Wiki · Concept · Last reviewed June 25, 2026

Media Capture and Streams API

The Media Capture and Streams API is the web-platform layer for requesting local camera and microphone streams and representing them as tracks.

Definition

The Media Capture and Streams API is a W3C and browser API for obtaining and manipulating streams of audio and video data. MDN describes it as related to WebRTC and centered on MediaStream objects and their constituent MediaStreamTrack objects.

This page is about local camera and microphone capture through MediaDevices.getUserMedia(), plus the stream and track model that follows. It is not the same as Screen Capture API, which uses getDisplayMedia() for a user-selected screen, window, or tab. It is also not the same as Web Speech API, which turns speech into text or text into speech.

How It Works

A web page calls navigator.mediaDevices.getUserMedia(constraints) with requested media types such as audio or video. MDN documents that the method prompts the user for permission and returns a promise that resolves to a MediaStream if access succeeds. If permission is denied or no matching device is available, the promise rejects with a relevant exception such as NotAllowedError or NotFoundError.

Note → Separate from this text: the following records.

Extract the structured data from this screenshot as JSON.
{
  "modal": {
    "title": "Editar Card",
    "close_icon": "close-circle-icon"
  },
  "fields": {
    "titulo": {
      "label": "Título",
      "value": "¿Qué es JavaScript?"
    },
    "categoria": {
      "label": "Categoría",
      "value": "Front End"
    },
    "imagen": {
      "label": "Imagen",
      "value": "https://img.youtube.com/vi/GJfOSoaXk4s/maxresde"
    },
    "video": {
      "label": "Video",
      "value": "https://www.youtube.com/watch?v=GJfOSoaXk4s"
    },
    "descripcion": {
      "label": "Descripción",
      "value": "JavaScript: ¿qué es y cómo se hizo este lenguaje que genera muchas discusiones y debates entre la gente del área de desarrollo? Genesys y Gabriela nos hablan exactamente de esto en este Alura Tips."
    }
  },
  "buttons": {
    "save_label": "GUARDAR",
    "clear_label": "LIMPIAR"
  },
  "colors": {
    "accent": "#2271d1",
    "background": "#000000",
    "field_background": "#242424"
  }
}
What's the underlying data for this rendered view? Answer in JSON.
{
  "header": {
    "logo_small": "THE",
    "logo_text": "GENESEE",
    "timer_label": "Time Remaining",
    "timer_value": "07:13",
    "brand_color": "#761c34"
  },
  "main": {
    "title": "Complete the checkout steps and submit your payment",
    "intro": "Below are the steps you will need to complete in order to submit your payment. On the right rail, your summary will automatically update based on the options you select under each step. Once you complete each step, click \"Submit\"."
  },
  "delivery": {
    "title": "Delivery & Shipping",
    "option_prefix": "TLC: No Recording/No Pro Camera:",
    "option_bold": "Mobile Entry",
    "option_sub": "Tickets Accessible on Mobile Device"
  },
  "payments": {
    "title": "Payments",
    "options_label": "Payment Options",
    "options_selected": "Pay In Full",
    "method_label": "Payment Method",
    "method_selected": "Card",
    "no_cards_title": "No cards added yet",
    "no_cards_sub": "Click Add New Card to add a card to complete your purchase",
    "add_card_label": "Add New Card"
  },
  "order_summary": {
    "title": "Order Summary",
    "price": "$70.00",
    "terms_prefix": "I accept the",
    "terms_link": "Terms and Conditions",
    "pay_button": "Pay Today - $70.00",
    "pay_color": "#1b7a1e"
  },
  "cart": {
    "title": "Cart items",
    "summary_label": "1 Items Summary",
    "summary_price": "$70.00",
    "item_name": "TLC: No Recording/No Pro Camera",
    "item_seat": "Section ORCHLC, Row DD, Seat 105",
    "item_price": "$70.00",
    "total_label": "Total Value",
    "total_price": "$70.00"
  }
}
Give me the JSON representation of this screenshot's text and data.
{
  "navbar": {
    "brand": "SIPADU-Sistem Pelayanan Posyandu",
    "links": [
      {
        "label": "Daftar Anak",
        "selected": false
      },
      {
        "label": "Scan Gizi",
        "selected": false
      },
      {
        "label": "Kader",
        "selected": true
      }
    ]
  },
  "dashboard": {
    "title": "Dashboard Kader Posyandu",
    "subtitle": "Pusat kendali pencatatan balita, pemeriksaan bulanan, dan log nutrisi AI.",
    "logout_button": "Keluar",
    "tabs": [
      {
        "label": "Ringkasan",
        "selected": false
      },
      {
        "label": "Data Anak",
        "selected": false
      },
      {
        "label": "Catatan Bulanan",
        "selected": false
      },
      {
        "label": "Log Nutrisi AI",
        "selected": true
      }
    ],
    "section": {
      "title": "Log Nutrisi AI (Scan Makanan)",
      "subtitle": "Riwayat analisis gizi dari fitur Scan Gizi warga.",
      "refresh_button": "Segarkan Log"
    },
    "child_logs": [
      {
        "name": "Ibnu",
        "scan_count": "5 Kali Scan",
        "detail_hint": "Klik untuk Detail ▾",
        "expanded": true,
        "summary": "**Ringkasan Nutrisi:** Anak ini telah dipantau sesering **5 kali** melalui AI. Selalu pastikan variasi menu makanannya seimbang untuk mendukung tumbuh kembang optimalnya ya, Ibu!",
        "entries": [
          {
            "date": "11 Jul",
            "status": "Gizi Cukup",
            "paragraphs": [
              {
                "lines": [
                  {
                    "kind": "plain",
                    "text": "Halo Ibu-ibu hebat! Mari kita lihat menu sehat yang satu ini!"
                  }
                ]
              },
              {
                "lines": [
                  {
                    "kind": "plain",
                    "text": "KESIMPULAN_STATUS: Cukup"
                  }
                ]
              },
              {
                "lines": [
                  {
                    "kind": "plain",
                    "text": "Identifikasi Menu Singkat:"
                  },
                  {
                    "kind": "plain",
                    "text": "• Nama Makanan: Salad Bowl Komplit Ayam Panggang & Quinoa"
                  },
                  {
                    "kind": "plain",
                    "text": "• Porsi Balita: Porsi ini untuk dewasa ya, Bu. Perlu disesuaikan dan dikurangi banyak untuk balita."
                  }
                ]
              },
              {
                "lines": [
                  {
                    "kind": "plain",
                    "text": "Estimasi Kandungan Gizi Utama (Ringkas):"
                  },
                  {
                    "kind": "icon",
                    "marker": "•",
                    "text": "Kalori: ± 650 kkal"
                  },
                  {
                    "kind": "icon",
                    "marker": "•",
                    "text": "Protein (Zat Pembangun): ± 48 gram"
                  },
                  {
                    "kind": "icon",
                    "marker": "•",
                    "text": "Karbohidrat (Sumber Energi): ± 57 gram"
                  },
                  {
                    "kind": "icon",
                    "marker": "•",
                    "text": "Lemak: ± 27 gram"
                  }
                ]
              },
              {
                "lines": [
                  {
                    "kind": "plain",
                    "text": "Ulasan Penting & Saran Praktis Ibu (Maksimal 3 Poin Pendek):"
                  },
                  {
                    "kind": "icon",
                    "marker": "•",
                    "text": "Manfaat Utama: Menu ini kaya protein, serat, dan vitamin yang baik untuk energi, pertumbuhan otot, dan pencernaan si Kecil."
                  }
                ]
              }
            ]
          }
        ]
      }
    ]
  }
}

A MediaStream contains tracks. A camera can provide a video track; a microphone can provide an audio track; each track can have settings, constraints, capabilities, state, and consumers. The stream can feed a video or audio element, a WebRTC connection, recording code, local machine-learning processing, or another web API.

The W3C Media Capture and Streams specification treats microphones and cameras as dynamic sources whose characteristics can change in response to application needs. The constraints model lets a page request properties such as resolution, frame rate, facing mode, audio behavior, or device choice, while the user agent decides what can be satisfied.

Agent Context

Media capture matters for AI agents because it is where a browser stops only reading the web and starts sensing the room. A computer-use agent may ask for camera access to scan a document, join a meeting, read a whiteboard, verify an object, assist with accessibility, or process audio locally before forwarding a transcript.

The same interface can become a surveillance surface. A camera or microphone stream can reveal faces, children, health conditions, location clues, household routines, workplace conditions, screens reflected in glasses, other people in the room, and speech by bystanders who never clicked a permission prompt. Agent systems must treat capture as an environmental boundary, not merely another input field.

Governance Use

A governed application should separate three questions: which device is requested, what data flows from the resulting stream, and what authority follows from interpretation of that data. Permission to open a camera is not permission to identify a person, infer emotion, score productivity, retain audio, train a model, or share the stream with another service.

For browser agents, capture sessions should have visible state, a stop path, and a task reason. If an agent asks for media access, the interface should name the task, show whether audio or video is active, expose whether the stream stays local or leaves the device, and preserve a record of downstream actions triggered by the captured data.

Device selection is also a governance issue. The W3C Media Capture and Streams Extensions draft discusses efforts around an in-browser camera and microphone picker and identifies device labels as a fingerprinting vector. Even before a stream begins, the set and names of available devices can reveal information about a user, workstation, assistive setup, or workplace environment.

Limits

The API does not guarantee that capture is appropriate, necessary, accurate, local, or accessible. Browser support, operating-system settings, hardware indicators, enterprise policies, permission persistence, iframe policy, and device availability all affect behavior. MDN marks getUserMedia() as secure-context only and notes that permission is required for audio and video input.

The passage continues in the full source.